しかし、銀行経営の本流といえば、やはり国内の企業向け貸出です。企業サイドでも、本業の設備投資だけでなく、値上がりを続ける不動産や株などの財テク用に銀行借入れを積極化するようになり、バブルが進行していく中で銀行と企業の皮相的な「ウィン・ウィン」の関係が築かれていきました。

 特に急増したのは、中小企業やノンバンク、不動産、建設、そして個人といったセクターへの貸出です。その後、不動産市況の急速な悪化の下で銀行が処理に頭を抱えることになる不良債権の種は、こうして撒かれていったのです。

 そうした国内事情を抱え、巨額の不良債権処理に全エネルギーを注力せざるを得なくなった邦銀は、一斉に海外から撤退をはじめ、国際金融市場を席巻したその短い全盛時代をあえなく終えました。

金融破綻のドミノ現象が始まった

 1990年代の日本における金融破綻として最初に挙げられるのは、最後の相互銀行となった愛媛県の東邦相互銀行であり、1992年に伊予銀行によって吸収された際に行われた資金援助が、日本における預金保険制度の適用第1号となりました。

 その後、大阪に本店を置く東洋信金の破綻などが続き、1994年には東京協和信金や安全信組が、1995年には木津信用組合やコスモ信組、そして兵庫銀行と、金融破綻は規模の大きな金融機関へと拡大していきます。

 ただし、日本の金融破綻を概観する上で見逃せないのは住宅金融専門会社、いわゆる「住専」です。そもそも個人向け住宅ローン専門銀行としてスタートした住専は、銀行や信販そして公的機関である住宅金融公庫にシェアを奪われて苦戦し、次第に企業の不動産事業に対する融資を拡大するようになっていきました。

 株価とともに上昇ペースを加速しはじめた不動産市況は、住専にとって願ってもないビジネス環境となりました。さらに、1990年に不動産向け融資抑制のための行政指導として銀行に発動された総量規制は住専を対象外としていため、銀行や農林系金融機関が競って住専に融資を行うようになったのです。

 ただし、金利の上昇とともに、不動産価格はすでにピークに近付いていました。1991年頃から大都市圏を中心に地価が下落しはじめて1992年1月の全国公示価格は前年比4.6%低下となり、その後も下落幅を拡大しながら不動産市況は悪化の一途をたどっていきます。

 銀行や農林系金融からの借入れをもとに急増していた住専の不動産担保融資の焦げつきが発覚するのは、もはや時間の問題でした。そして時間をおかず、1995年8月の当局検査によって、総資産の約半分の6兆円超という巨額の損失が判明したのです。その結果、大手住専7社は消滅することになり、最終的な損失処理には公的資金も投入されることになりました。
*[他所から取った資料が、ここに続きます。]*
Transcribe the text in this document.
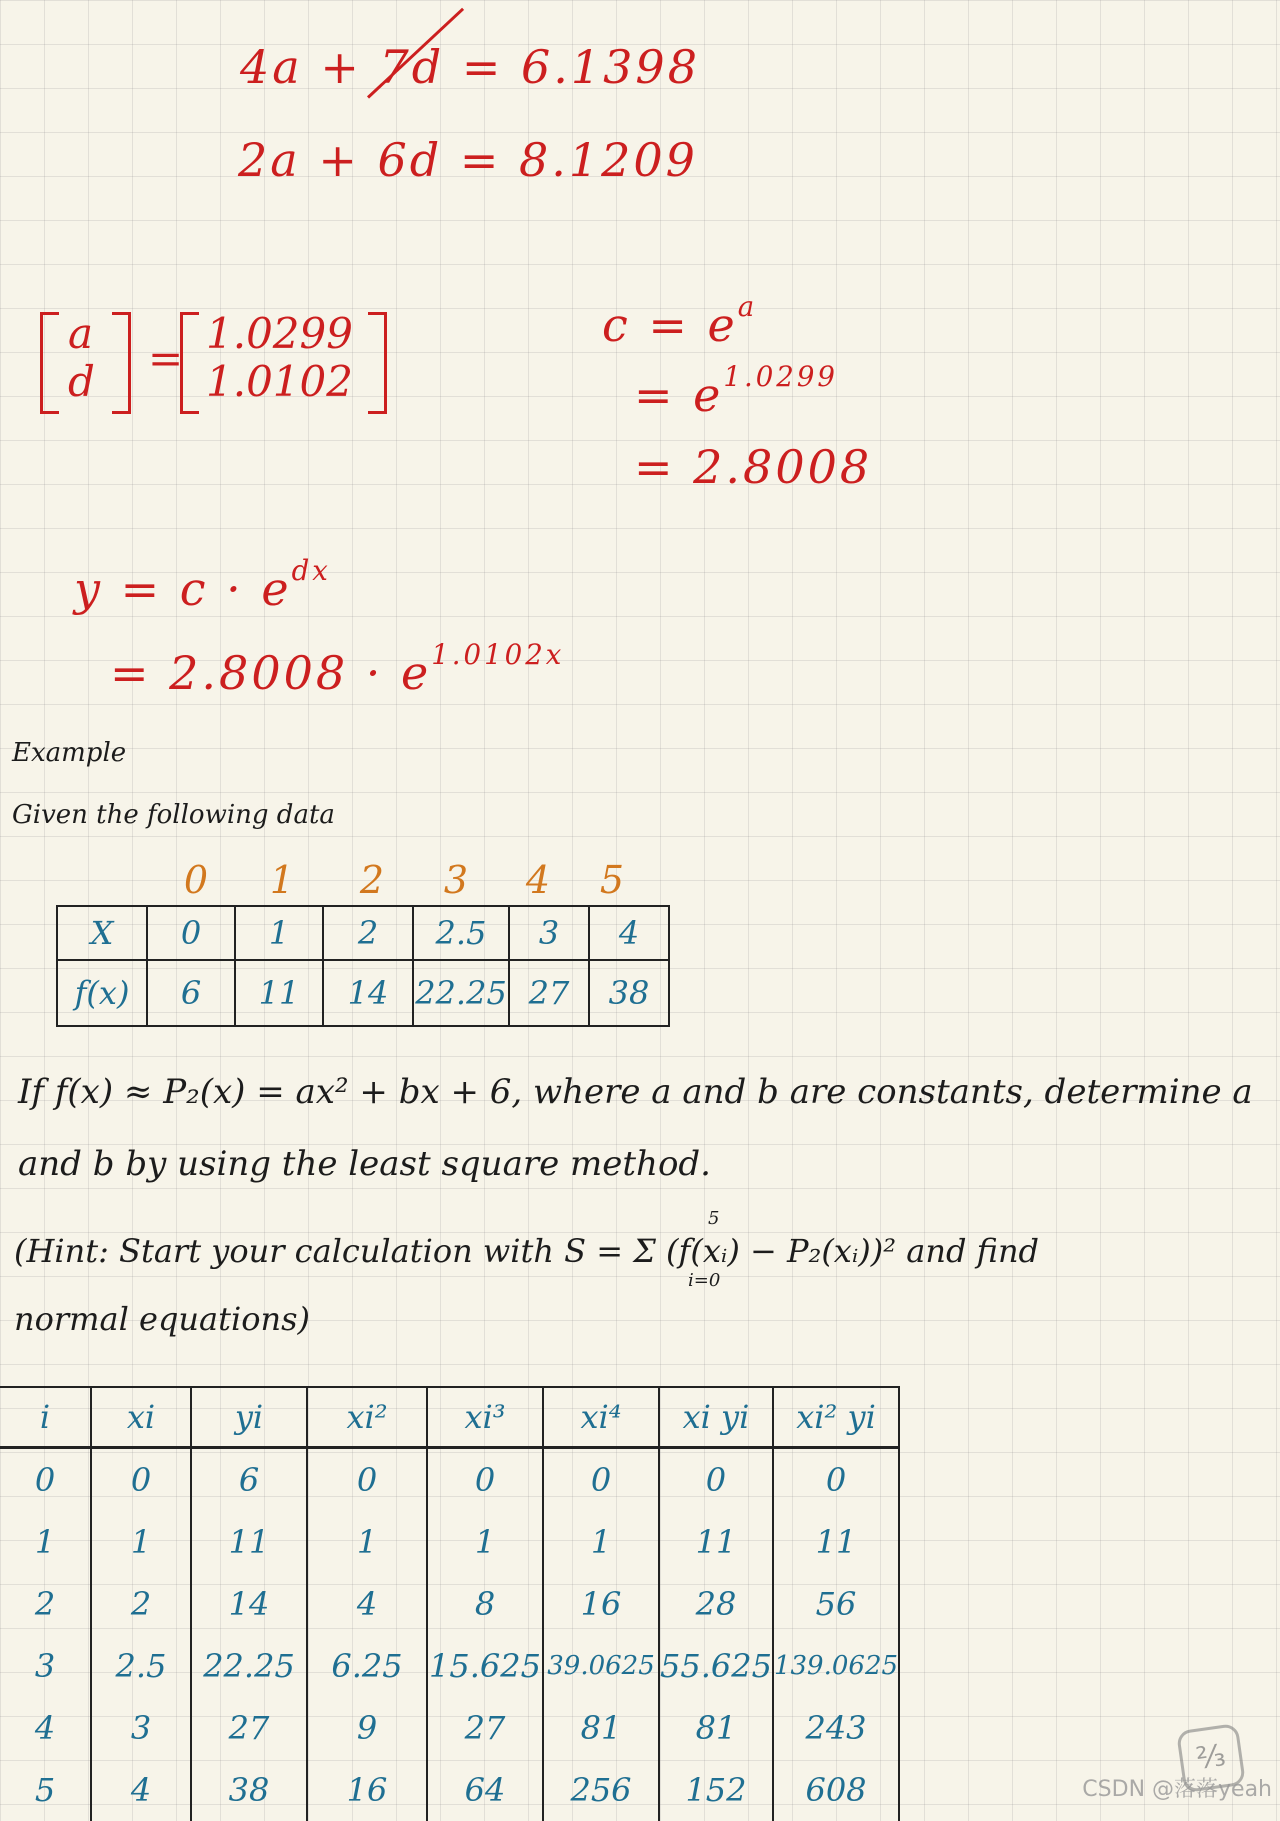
4a + 7d = 6.1398
2a + 6d = 8.1209
a
d =
1.0299
1.0102
$c = e^a$
= $e^{1.0299}$
= 2.8008
$y = c \cdot e^{dx}$
= $2.8008 \cdot e^{1.0102x}$
Example
Given the following data
0	1	2	3	4	5
X	0	1	2	2.5	3	4
f(x)	6	11	14	22.25	27	38
If f(x) ≈ P₂(x) = ax² + bx + 6, where a and b are constants, determine a
and b by using the least square method.
(Hint: Start your calculation with S = Σ (f(xᵢ) − P₂(xᵢ))² and find
5
i=0
normal equations)
i	xi	yi	xi²	xi³	xi⁴	xi yi	xi² yi
0	0	6	0	0	0	0	0
1	1	11	1	1	1	11	11
2	2	14	4	8	16	28	56
3	2.5	22.25	6.25	15.625	39.0625	55.625	139.0625
4	3	27	9	27	81	81	243
5	4	38	16	64	256	152	608
⅔
CSDN @落落yeah
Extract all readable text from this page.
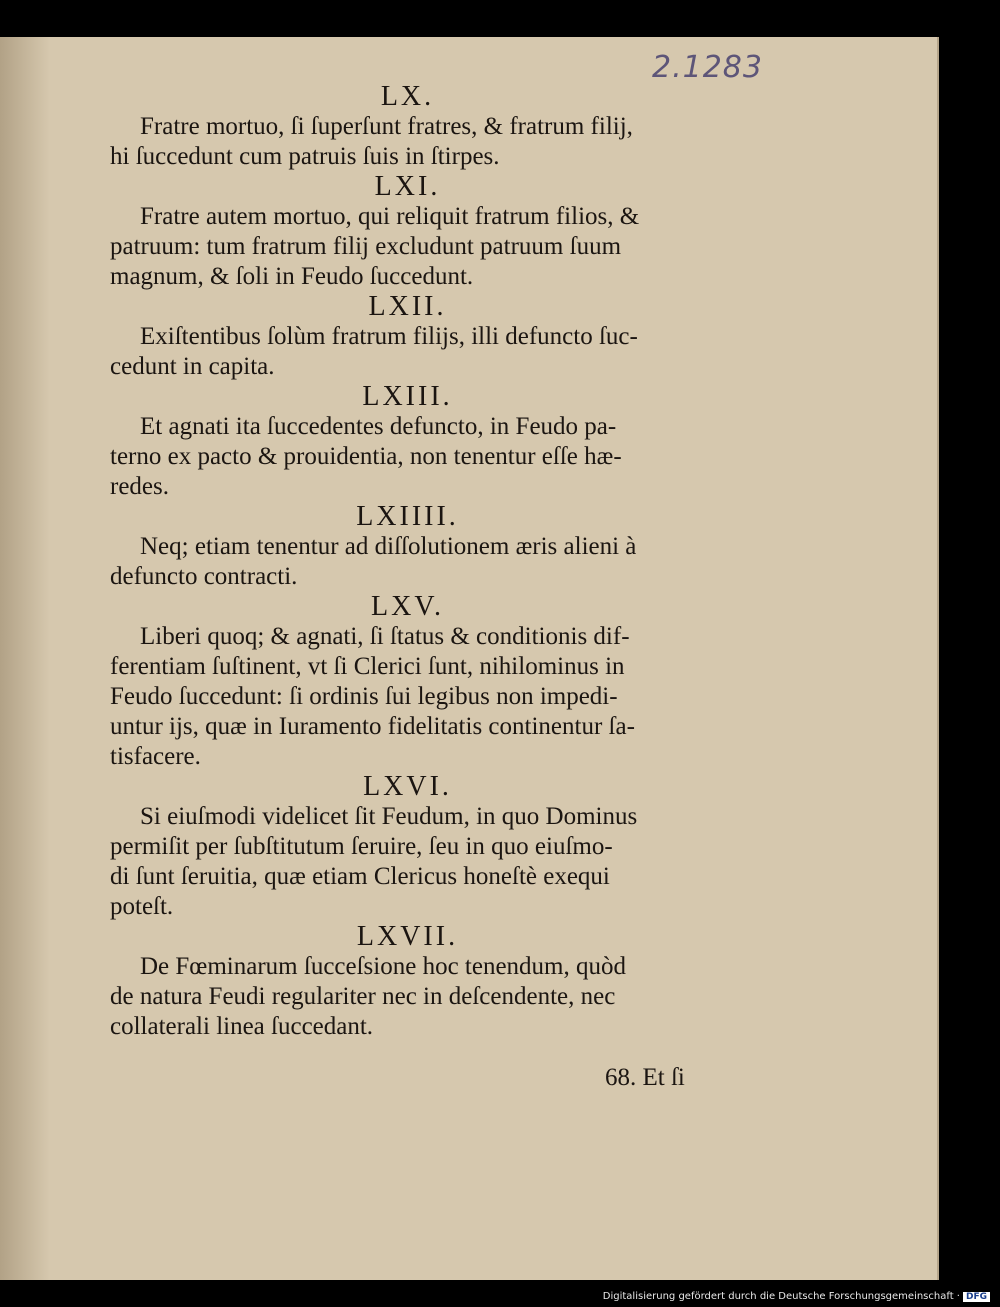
2.1283
LX.
Fratre mortuo, ſi ſuperſunt fratres, & fratrum filij,
hi ſuccedunt cum patruis ſuis in ſtirpes.
LXI.
Fratre autem mortuo, qui reliquit fratrum filios, &
patruum: tum fratrum filij excludunt patruum ſuum
magnum, & ſoli in Feudo ſuccedunt.
LXII.
Exiſtentibus ſolùm fratrum filijs, illi defuncto ſuc-
cedunt in capita.
LXIII.
Et agnati ita ſuccedentes defuncto, in Feudo pa-
terno ex pacto & prouidentia, non tenentur eſſe hæ-
redes.
LXIIII.
Neq; etiam tenentur ad diſſolutionem æris alieni à
defuncto contracti.
LXV.
Liberi quoq; & agnati, ſi ſtatus & conditionis dif-
ferentiam ſuſtinent, vt ſi Clerici ſunt, nihilominus in
Feudo ſuccedunt: ſi ordinis ſui legibus non impedi-
untur ijs, quæ in Iuramento fidelitatis continentur ſa-
tisfacere.
LXVI.
Si eiuſmodi videlicet ſit Feudum, in quo Dominus
permiſit per ſubſtitutum ſeruire, ſeu in quo eiuſmo-
di ſunt ſeruitia, quæ etiam Clericus honeſtè exequi
poteſt.
LXVII.
De Fœminarum ſucceſsione hoc tenendum, quòd
de natura Feudi regulariter nec in deſcendente, nec
collaterali linea ſuccedant.
68. Et ſi
Digitalisierung gefördert durch die Deutsche Forschungsgemeinschaft · DFG
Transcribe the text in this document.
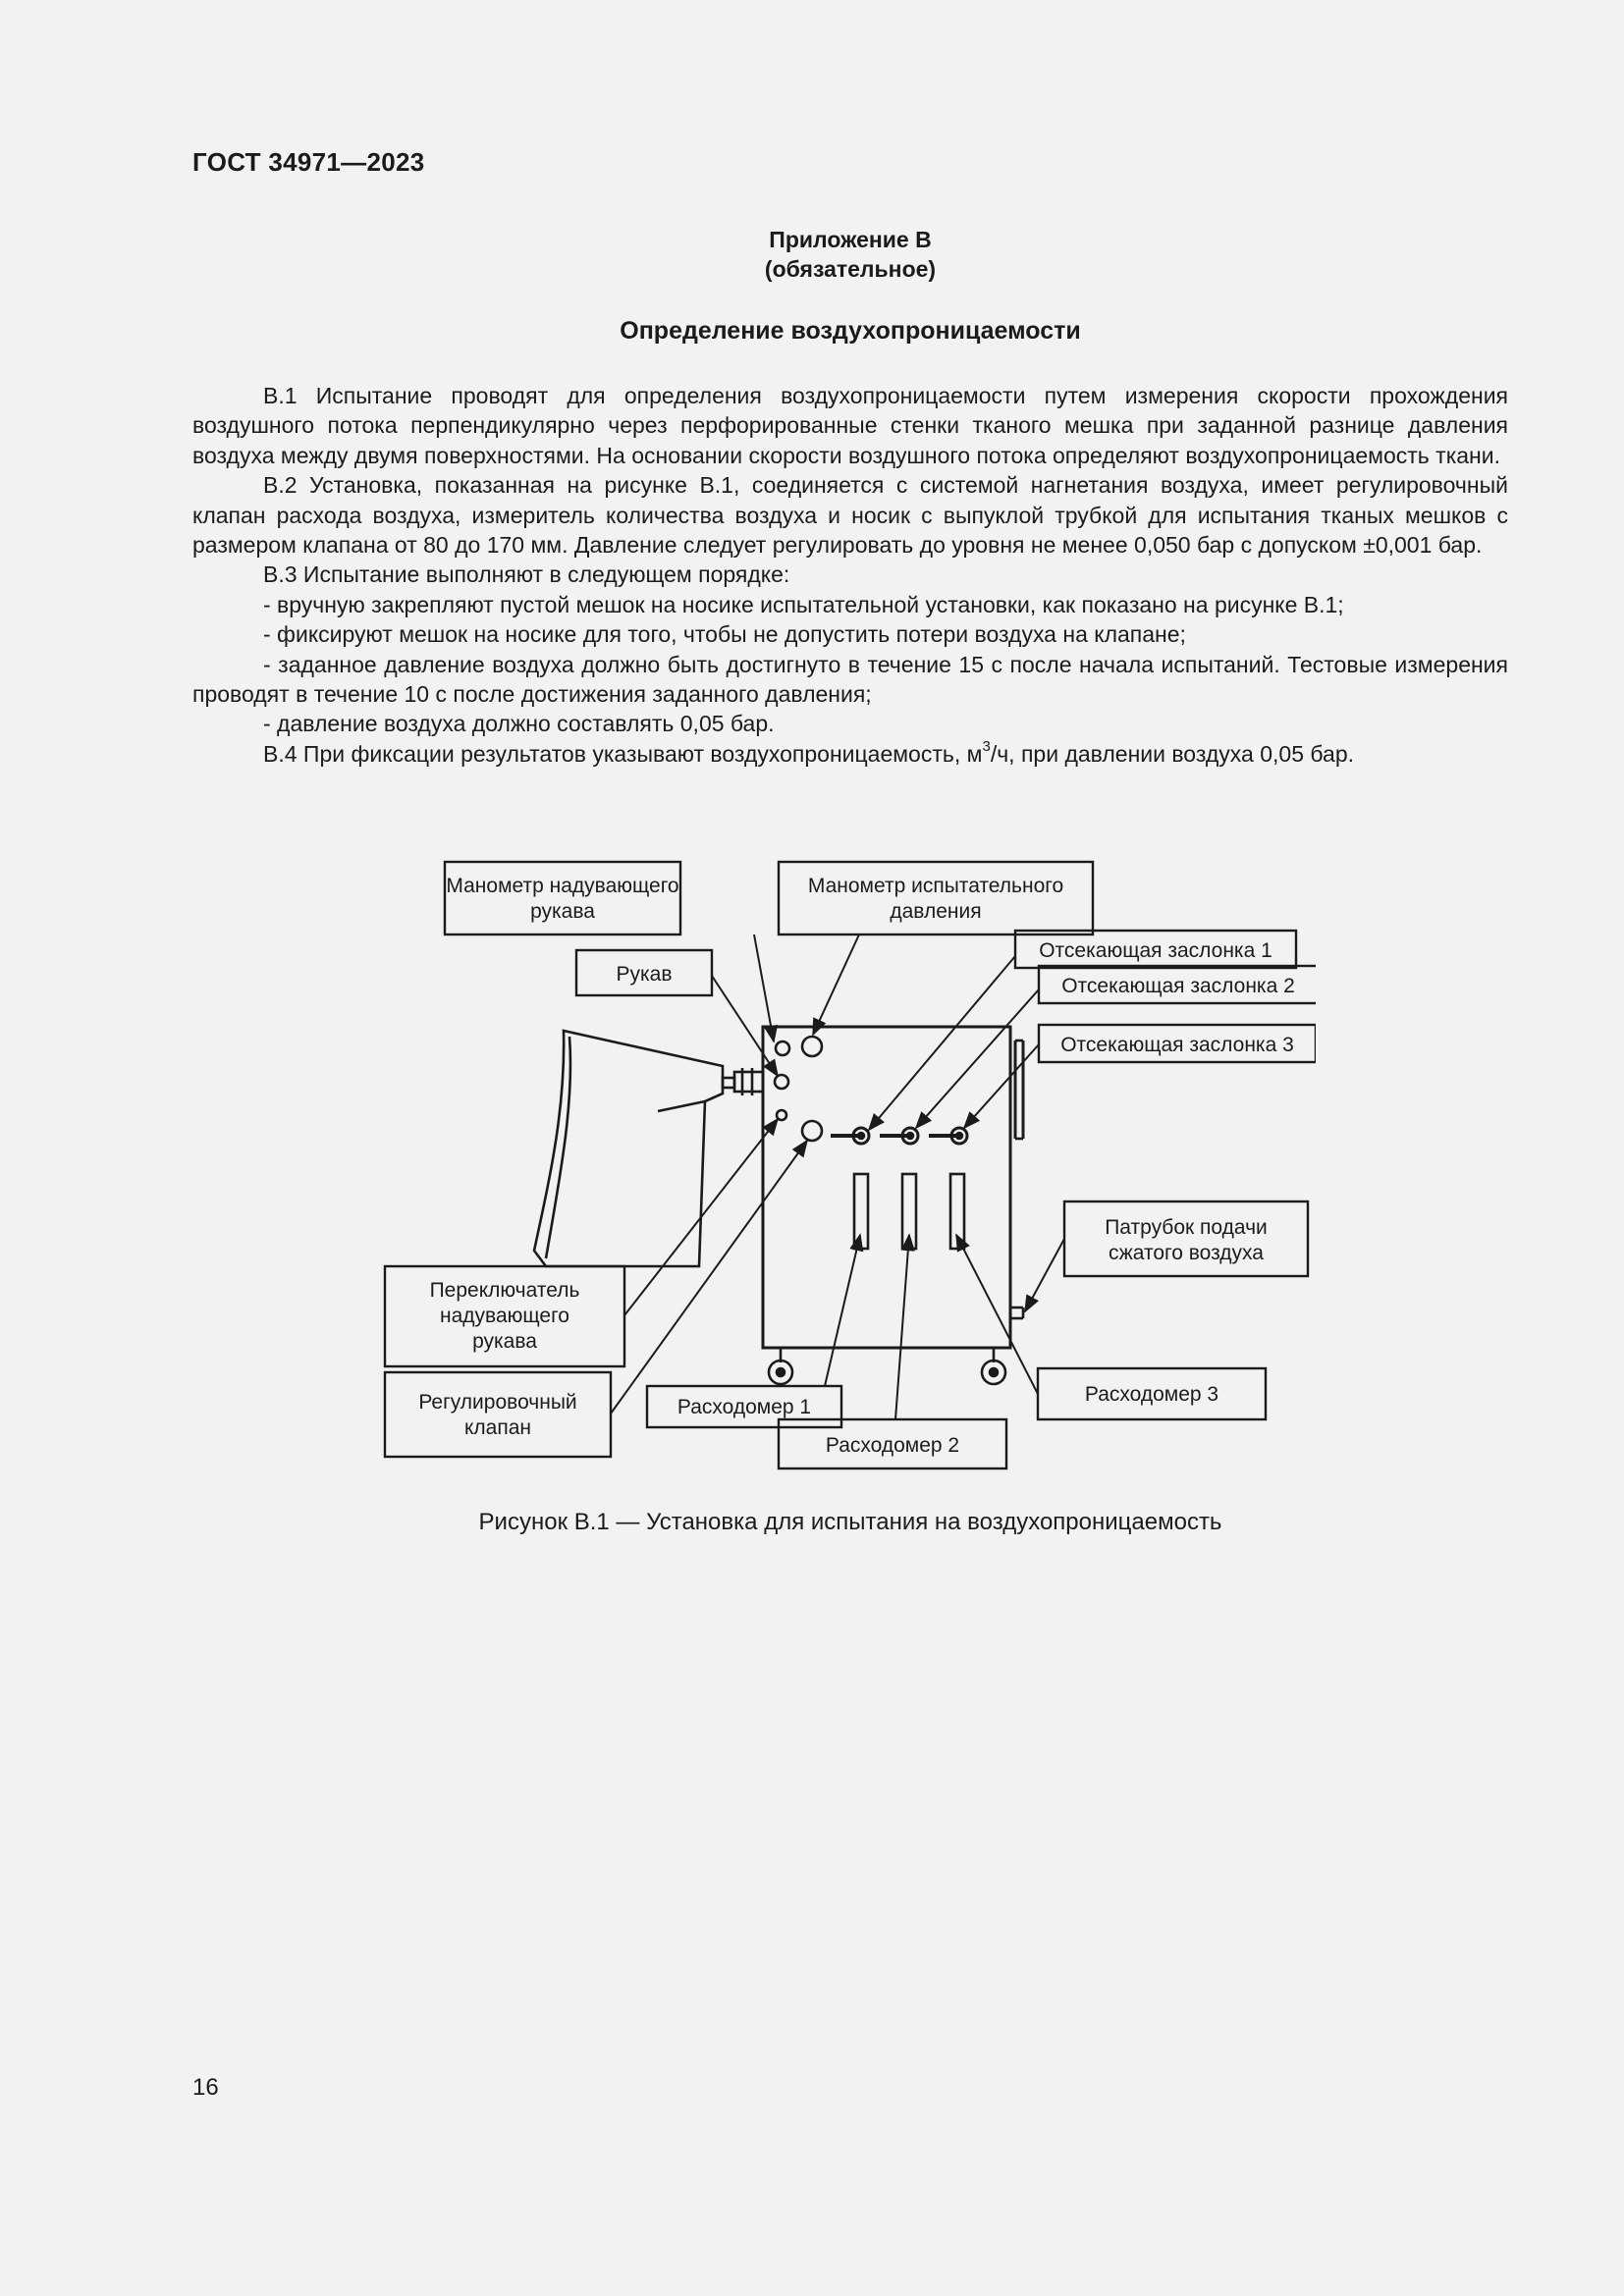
ГОСТ 34971—2023
Приложение В
(обязательное)
Определение воздухопроницаемости

В.1 Испытание проводят для определения воздухопроницаемости путем измерения скорости прохождения воздушного потока перпендикулярно через перфорированные стенки тканого мешка при заданной разнице давления воздуха между двумя поверхностями. На основании скорости воздушного потока определяют воздухопроницаемость ткани.

В.2 Установка, показанная на рисунке В.1, соединяется с системой нагнетания воздуха, имеет регулировочный клапан расхода воздуха, измеритель количества воздуха и носик с выпуклой трубкой для испытания тканых мешков с размером клапана от 80 до 170 мм. Давление следует регулировать до уровня не менее 0,050 бар с допуском ±0,001 бар.

В.3 Испытание выполняют в следующем порядке:

- вручную закрепляют пустой мешок на носике испытательной установки, как показано на рисунке В.1;

- фиксируют мешок на носике для того, чтобы не допустить потери воздуха на клапане;

- заданное давление воздуха должно быть достигнуто в течение 15 с после начала испытаний. Тестовые измерения проводят в течение 10 с после достижения заданного давления;

- давление воздуха должно составлять 0,05 бар.

В.4 При фиксации результатов указывают воздухопроницаемость, $м^3/ч$, при давлении воздуха 0,05 бар.

Манометр надувающего
рукава
Манометр испытательного
давления
Рукав
Отсекающая заслонка 1
Отсекающая заслонка 2
Отсекающая заслонка 3
Патрубок подачи
сжатого воздуха
Переключатель
надувающего
рукава
Регулировочный
клапан
Расходомер 1
Расходомер 2
Расходомер 3
Рисунок В.1 — Установка для испытания на воздухопроницаемость
16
 この住専問題は海外メディアでも「Jusen」として大きく報じられ、市場の注目を集めました。ただし、それは日本の金融機関の凋落の最終段階ではなく、始まりに過ぎなかったのです。

 1997年11月には、豪華なディーリングルーム建設に象徴される過剰投資や、子会社による多額の不動産関連投資が問題視されていた三洋証券が破綻して、無担保コール資金がデフォルトするという前代未聞の事件が起きました。直後には「飛ばし」と呼ばれた巨額の簿外債務が発覚した山一證券が自主廃業を発表。そして都市銀行の一角であった北海道拓殖銀行が不良債権処理を行う体力が尽きて経営破綻するなど、日本経済に激震が走ったのです。

 特に、北海道拓殖銀行の破綻は、ほかの都市銀行や長信銀に対する不安を募らせることになりました。どの銀行も、程度の差こそあれ、相当額の不良債権を抱えていることは明らかだったからです。